Hundreds of butterflies made to honour women lost to violence
Meghan Kjartanson, CONTRIBUTOR
The smell of sage fills the air at the Red River College indigenous student centre. They are using the sage to smudge the space. Counsellor Cheyenne Chartrand said it chases away negativity and welcomes the spirits of those who’ve passed.
“We want them to be present if they need to be, to show that this is being done in a good way,” said Chartrand.
She is guiding a group of people who are making 400 butterflies for the annual Women’s Memorial March of Manitoba on Feb. 14. The butterflies represent the resilience and strength of women affected by violence, especially those who have been lost, murdered, or left unreported.
Aiden Todd sits with Ninoondawah Richard. Todd is covering her butterfly with pink hearts and the word “divas.” Todd said it’s important for her to give continual support to the families who have lost women to violence.
“I couldn’t imagine losing a loved one and walking through a whole year not being able to see them or not having answers to my questions,” said Todd.

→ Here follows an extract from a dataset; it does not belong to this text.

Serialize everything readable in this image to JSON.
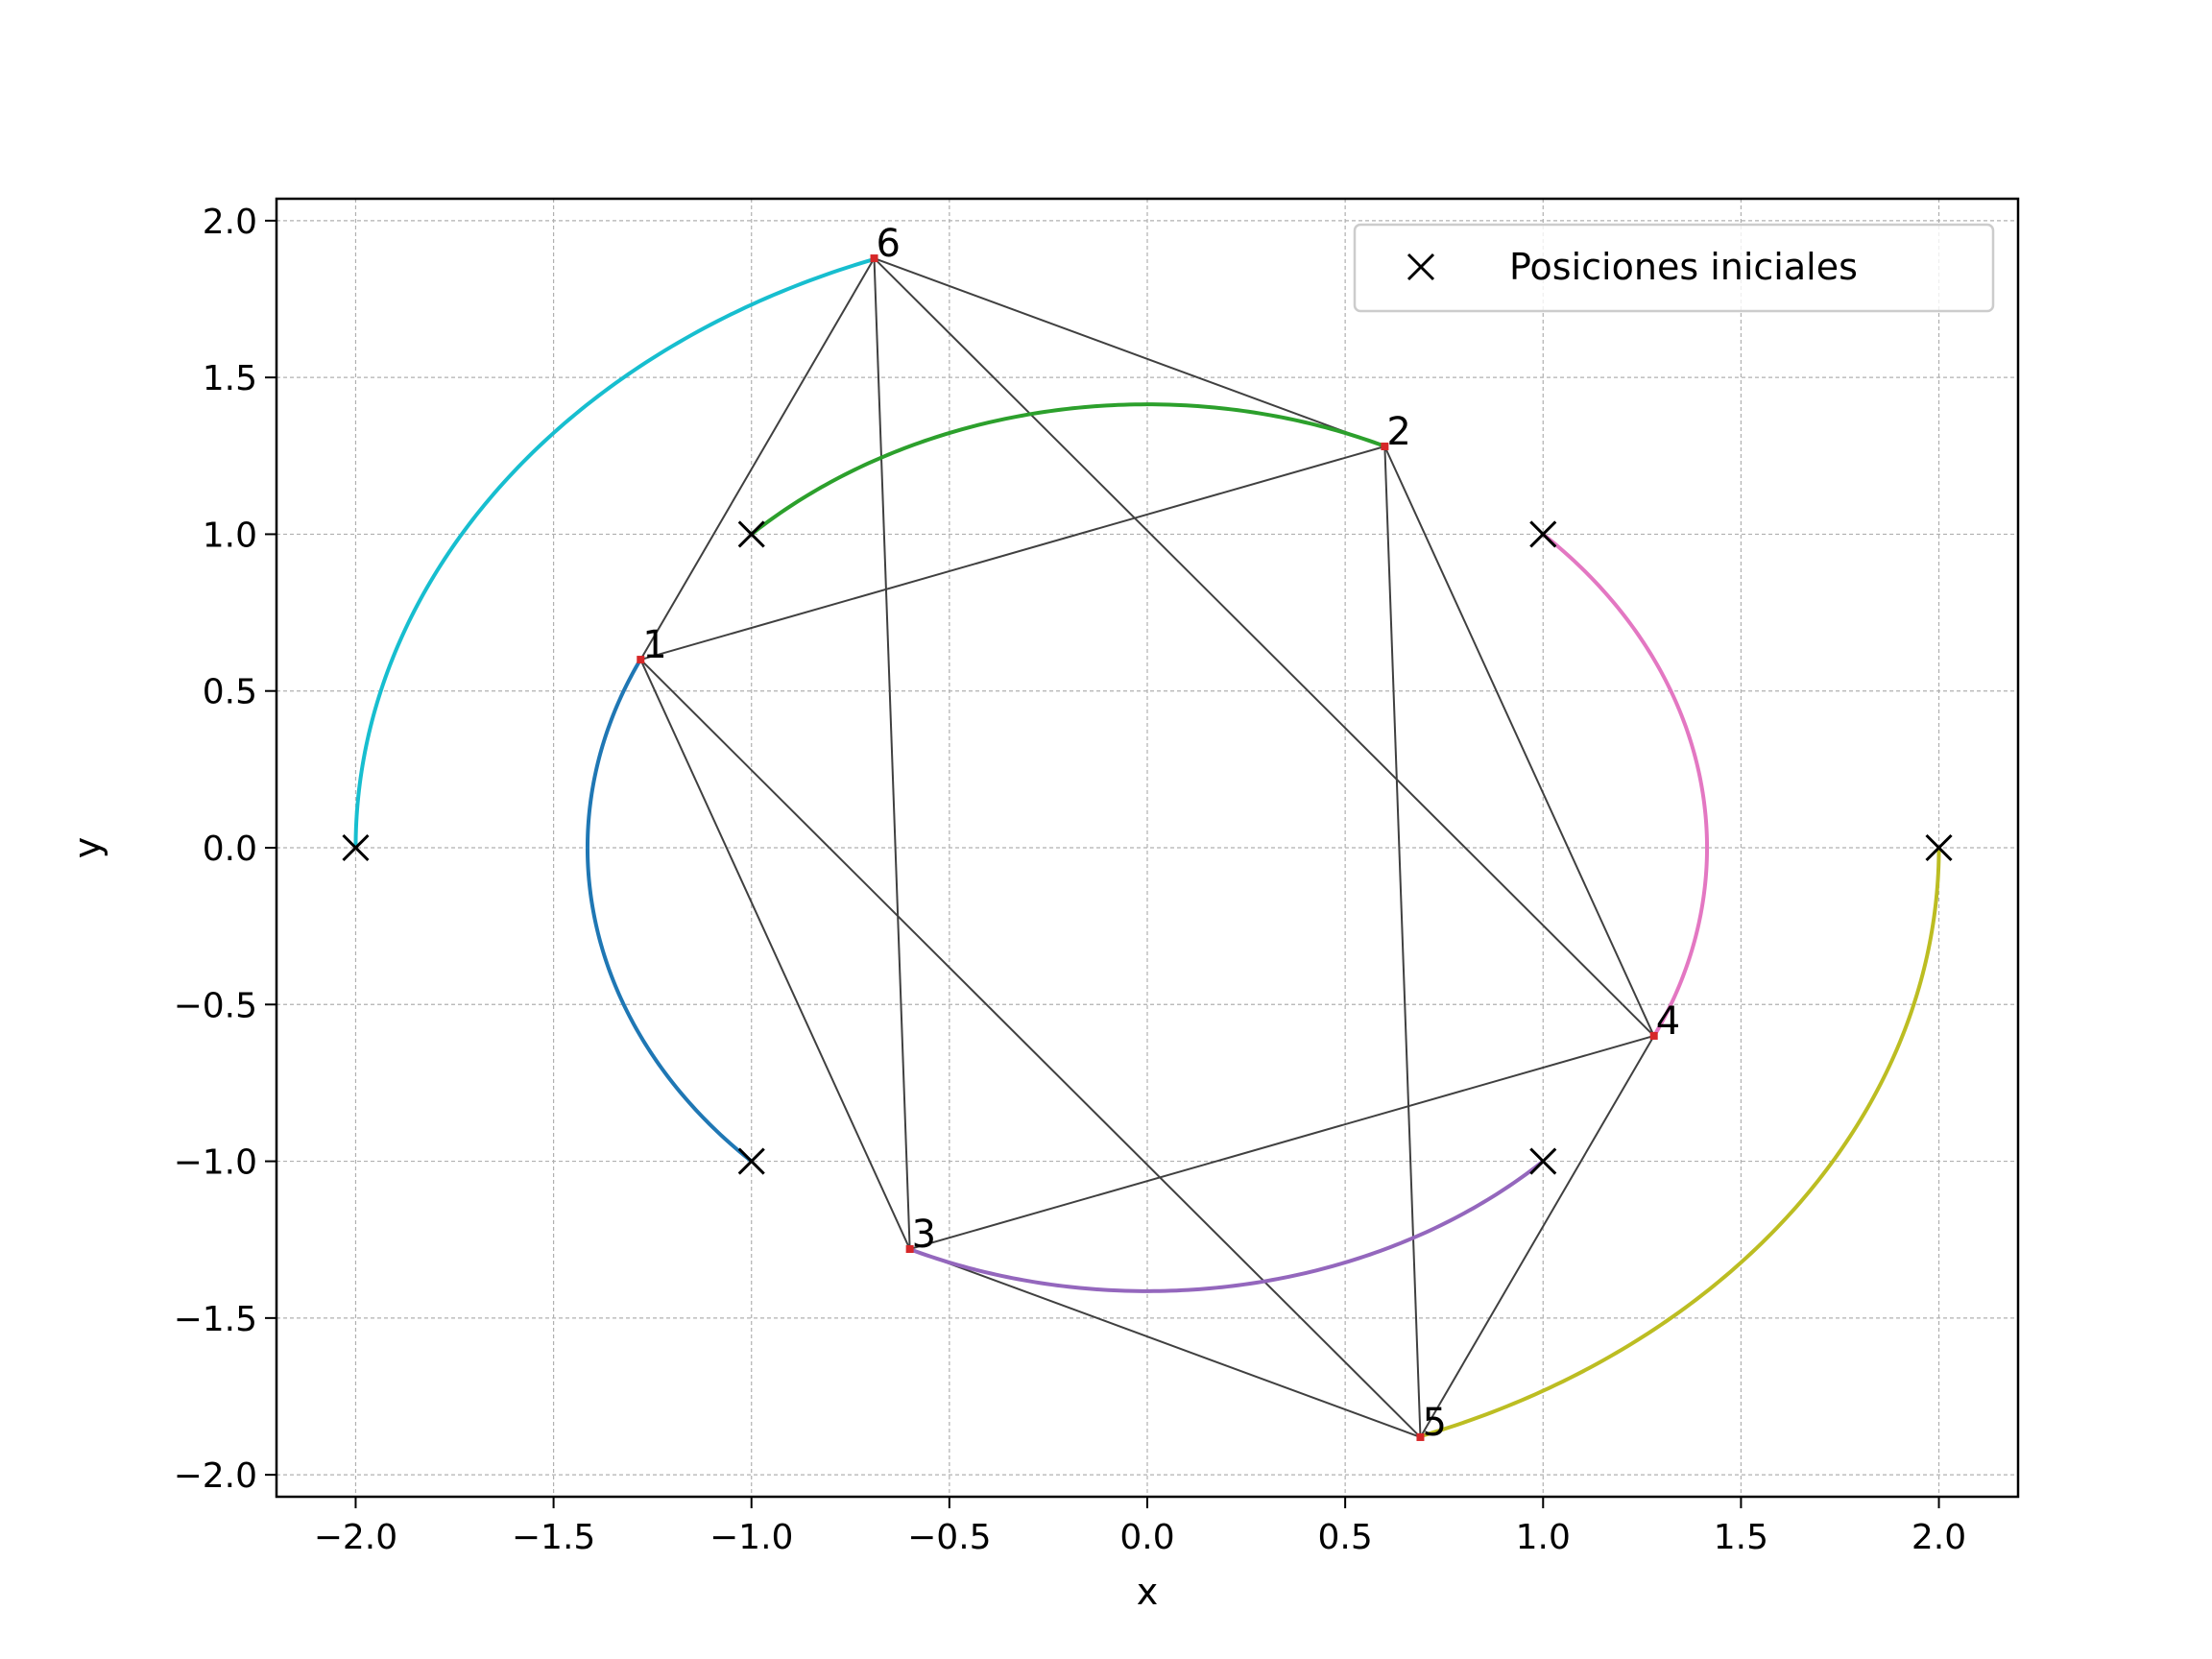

She said she often drums or sings at different events throughout the year. She said it is important because violence against women is an issue that doesn’t seem to be going away.
Cities across the country host women’s marches. Winnipeg’s march honours all women affected by violence.
“In grief and loss there is no culture — there is no race or nationality to it,” said Chartrand.
The event focuses on conversations and healing.
“This is one of the first places that I started to do my own healing,” said Chartrand, whose 14-year-old sister, Amanda, was murdered in 1996.
Healing can be messy, said Chartrand. At first, she wanted to make Amanda’s death mean something.
“I just about drove myself crazy,” said Chartrand.
She took a break from organizing the event to deal with her sister’s death. This allowed her to realize that she needed to celebrate Amanda’s life in a positive way.
Kelley Sookram, who works in the community services department at RRC, came with her daughter Skylar. Sookram said she was feeling a bit helpless and wanted to help any way she could.
“I don’t want them to be forgotten,” said Sookram. “I don’t like to think that society is not acknowledging this or seeing it as a loss.”
Sookram said she thinks it’s important to pay tribute and to keep the spirits of these women alive.